Suonare, recitare, giocare: non è per povertà lessicale che l’inglese utilizza una sola parola per tre contesti che sembrano apparentemente diversi, ma in realtà fanno parte dello stesso mondo, quello della fantasia e creatività. Ed è il legame tra teatro e gioco che sarà esplorato in un interessante workshop il prossimo 3 Maggio dagli alunni della Scuola Secondaria di Primo Grado, sotto la guida di esperti attori e didatti dell’American Drama Group – Europe. Un progetto stimolante, interamente in inglese, di cui di seguito presentiamo in sintesi le caratteristiche principali
TNT theatre workshop
The aim of the workshop is to allow participants to understand and experience the link between ‘play” and “plays”. This way they can understand what performance is in group activities that do not ask them to be ‘stars’ or make shy individuals feel embarrassed by performing in front of others.
Most European languages show us that play and theatre have the same root – for example in Shakespeare’s time the word theatre was not known, Shakespeare used the word ‘playhouse” for theatre and “players” not actors. In German Shauspielhaus (or theatre), means show play house.
So the TNT workshop asks the participants to play games, then changes the rules to make the games gradually become more like performances. The TNT leader works on the games exactly like a theatre director, fine tuning and improving the way the participants play. With a large group, half the group watches while the other plays the games/do the exercises; then the groups switchover – this way they can also experience the games as theatre and see how the games improve when they are directed and performed well.

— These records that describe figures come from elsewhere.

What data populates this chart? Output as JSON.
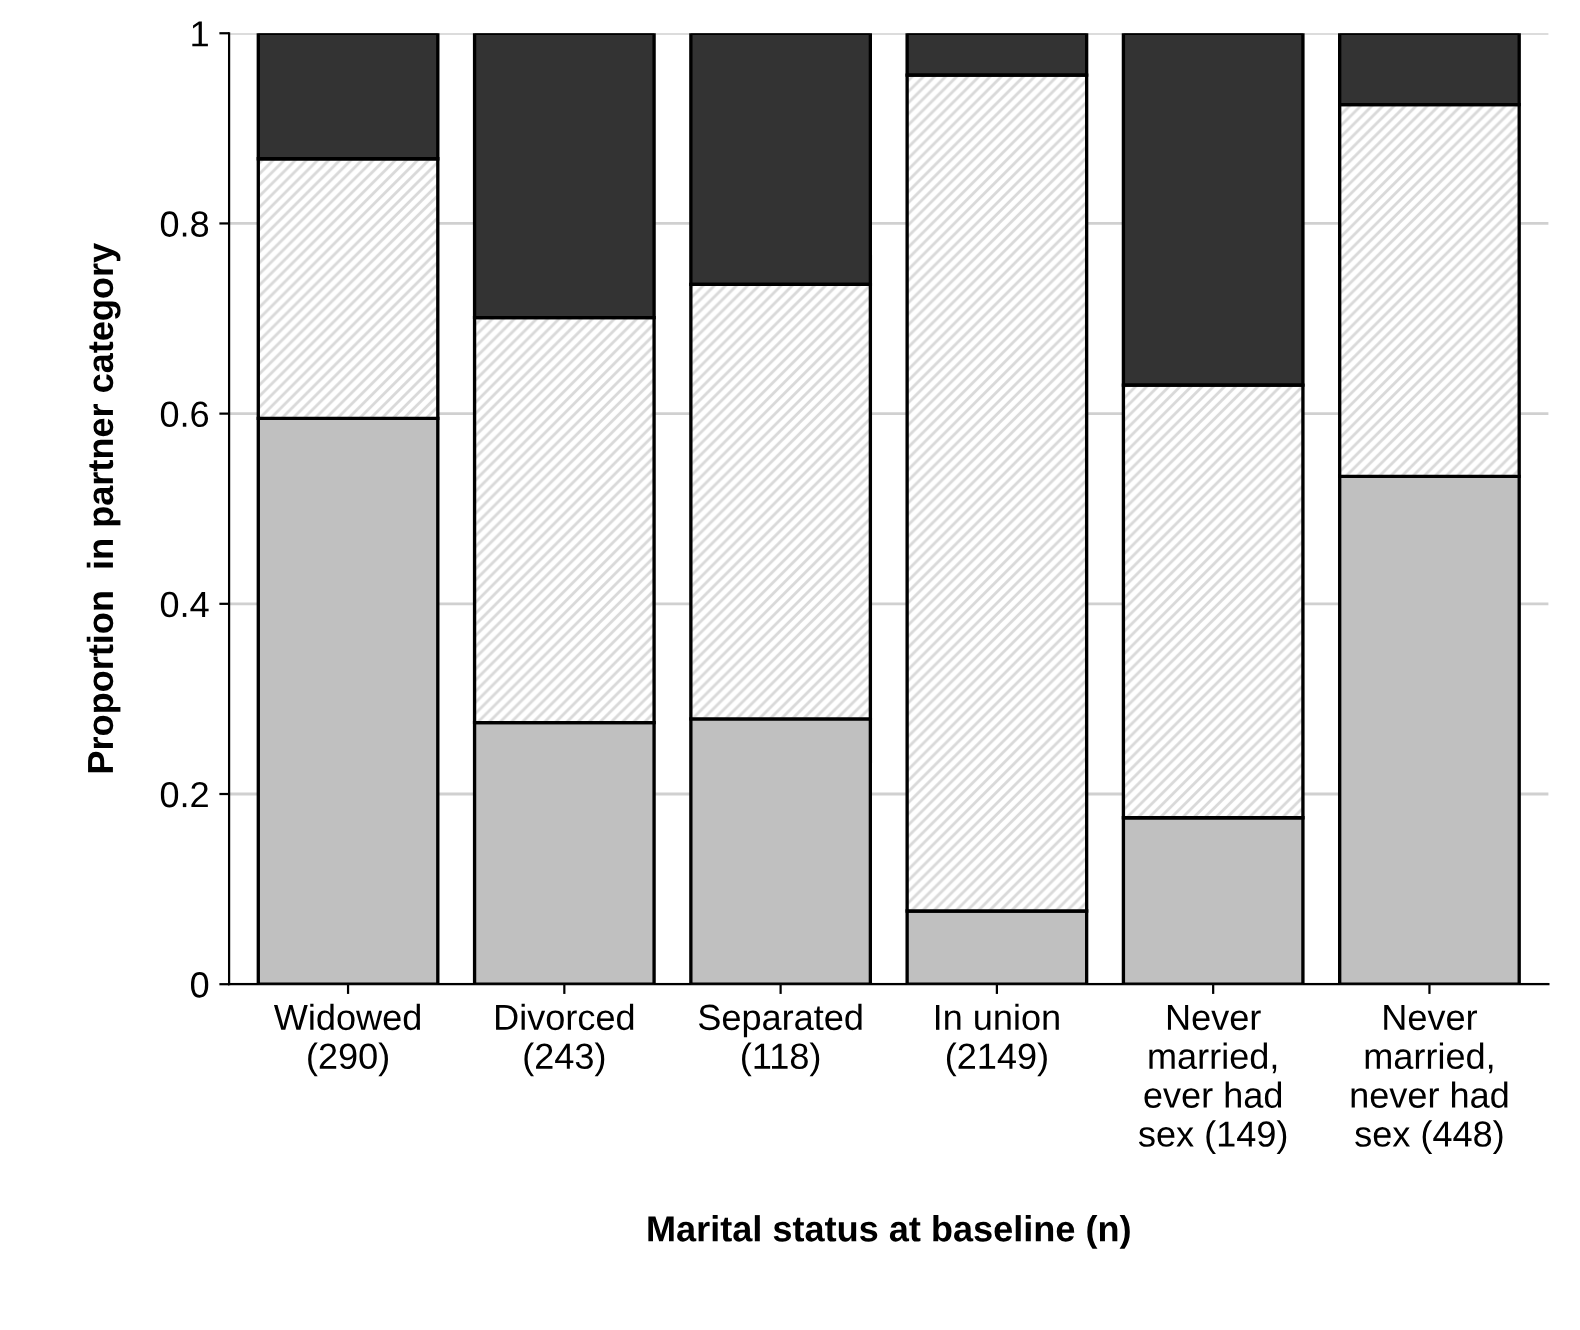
{
  "chart_data": {
    "type": "bar",
    "stacked": true,
    "xlabel": "Marital status at baseline (n)",
    "ylabel": "Proportion  in partner category",
    "categories": [
      "Widowed\n(290)",
      "Divorced\n(243)",
      "Separated\n(118)",
      "In union\n(2149)",
      "Never\nmarried,\never had\nsex (149)",
      "Never\nmarried,\nnever had\nsex (448)"
    ],
    "series": [
      {
        "color": "#c0c0c0",
        "values": [
          0.595,
          0.275,
          0.279,
          0.077,
          0.175,
          0.534
        ]
      },
      {
        "color": "#d9d9d9",
        "values": [
          0.273,
          0.426,
          0.457,
          0.879,
          0.455,
          0.391
        ]
      },
      {
        "color": "#333333",
        "values": [
          0.132,
          0.299,
          0.264,
          0.044,
          0.37,
          0.075
        ]
      }
    ],
    "ylim": [
      0,
      1
    ],
    "yticks": [
      0,
      0.2,
      0.4,
      0.6,
      0.8,
      1
    ],
    "grid": "y",
    "legend": false
  }
}
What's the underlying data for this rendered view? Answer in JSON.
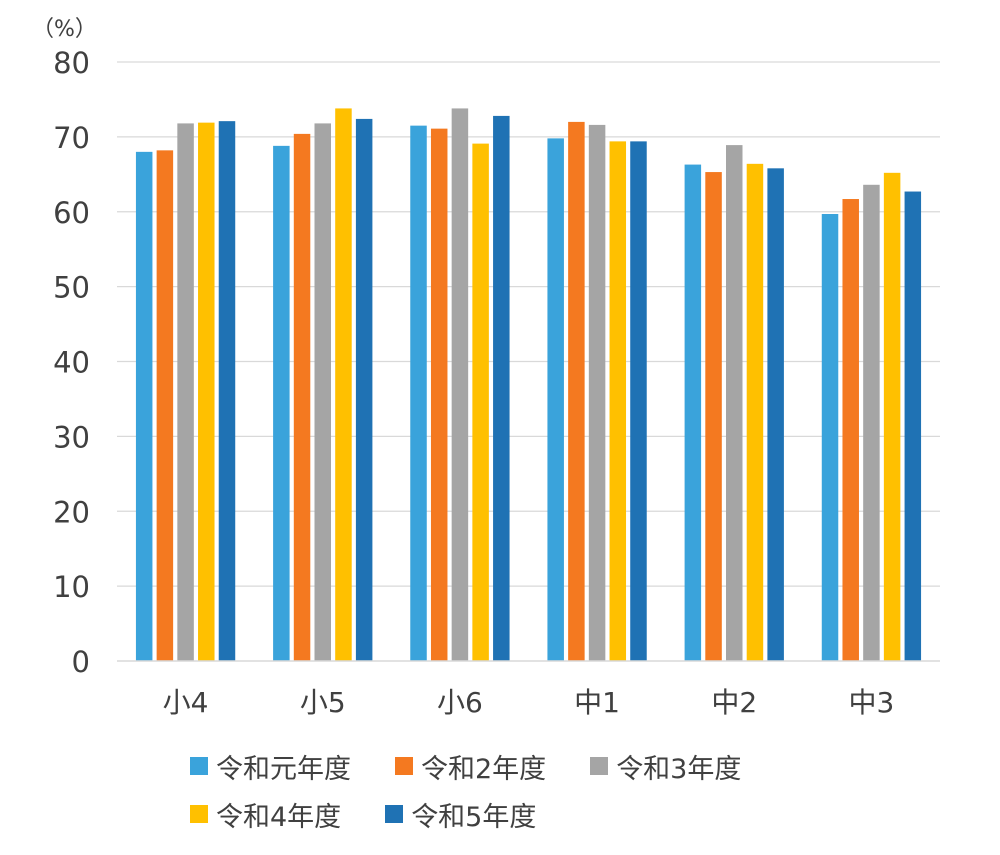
{
  "chart_data": {
    "type": "bar",
    "unit_label": "（%）",
    "categories": [
      "小4",
      "小5",
      "小6",
      "中1",
      "中2",
      "中3"
    ],
    "ylim": [
      0,
      80
    ],
    "yticks": [
      0,
      10,
      20,
      30,
      40,
      50,
      60,
      70,
      80
    ],
    "grid": true,
    "legend_position": "bottom",
    "series": [
      {
        "name": "令和元年度",
        "color": "#3AA3DB",
        "values": [
          68.0,
          68.8,
          71.5,
          69.8,
          66.3,
          59.7
        ]
      },
      {
        "name": "令和2年度",
        "color": "#F47920",
        "values": [
          68.2,
          70.4,
          71.1,
          72.0,
          65.3,
          61.7
        ]
      },
      {
        "name": "令和3年度",
        "color": "#A5A5A5",
        "values": [
          71.8,
          71.8,
          73.8,
          71.6,
          68.9,
          63.6
        ]
      },
      {
        "name": "令和4年度",
        "color": "#FFC000",
        "values": [
          71.9,
          73.8,
          69.1,
          69.4,
          66.4,
          65.2
        ]
      },
      {
        "name": "令和5年度",
        "color": "#1F72B4",
        "values": [
          72.1,
          72.4,
          72.8,
          69.4,
          65.8,
          62.7
        ]
      }
    ]
  }
}
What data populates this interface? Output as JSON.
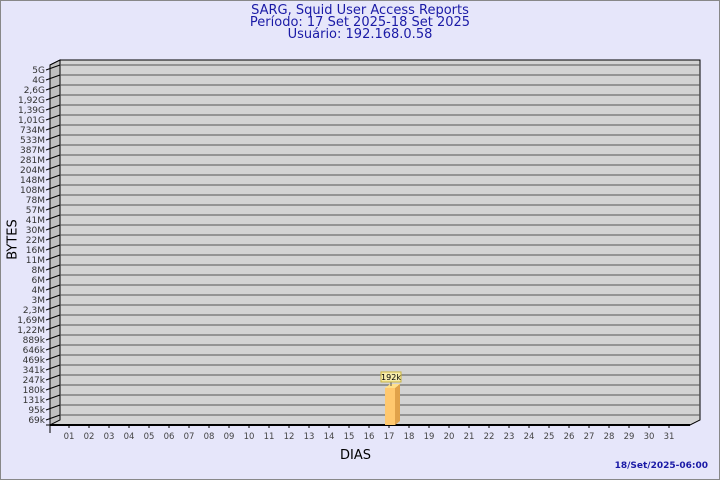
{
  "chart_data": {
    "type": "bar",
    "title": "SARG, Squid User Access Reports",
    "subtitle_period": "Período: 17 Set 2025-18 Set 2025",
    "subtitle_user": "Usuário: 192.168.0.58",
    "xlabel": "DIAS",
    "ylabel": "BYTES",
    "y_scale": "log",
    "y_ticks": [
      "5G",
      "4G",
      "2,6G",
      "1,92G",
      "1,39G",
      "1,01G",
      "734M",
      "533M",
      "387M",
      "281M",
      "204M",
      "148M",
      "108M",
      "78M",
      "57M",
      "41M",
      "30M",
      "22M",
      "16M",
      "11M",
      "8M",
      "6M",
      "4M",
      "3M",
      "2,3M",
      "1,69M",
      "1,22M",
      "889k",
      "646k",
      "469k",
      "341k",
      "247k",
      "180k",
      "131k",
      "95k",
      "69k"
    ],
    "categories": [
      "01",
      "02",
      "03",
      "04",
      "05",
      "06",
      "07",
      "08",
      "09",
      "10",
      "11",
      "12",
      "13",
      "14",
      "15",
      "16",
      "17",
      "18",
      "19",
      "20",
      "21",
      "22",
      "23",
      "24",
      "25",
      "26",
      "27",
      "28",
      "29",
      "30",
      "31"
    ],
    "bars": [
      {
        "category": "17",
        "value": 192000,
        "label": "192k"
      }
    ],
    "grid": true,
    "colors": {
      "bar_front": "#ffc86e",
      "bar_side": "#e0a24a",
      "plot_bg": "#d3d3d3",
      "background": "#e6e6fa",
      "title": "#1a1aa6"
    }
  },
  "footer": {
    "timestamp": "18/Set/2025-06:00"
  }
}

The participants also learn that theatre is more than imitating someone else, character is not everything! Acting is also about cooperation, focus and verbal and physical precision. When these qualities are there, a game can become a performance: something the audience enjoy watching.
Director Paul Stebbings has led workshop on these themes across the world from Japan to Costa Rica and Greece to Britain, with all types of participants ranging from National theatre actors to school children.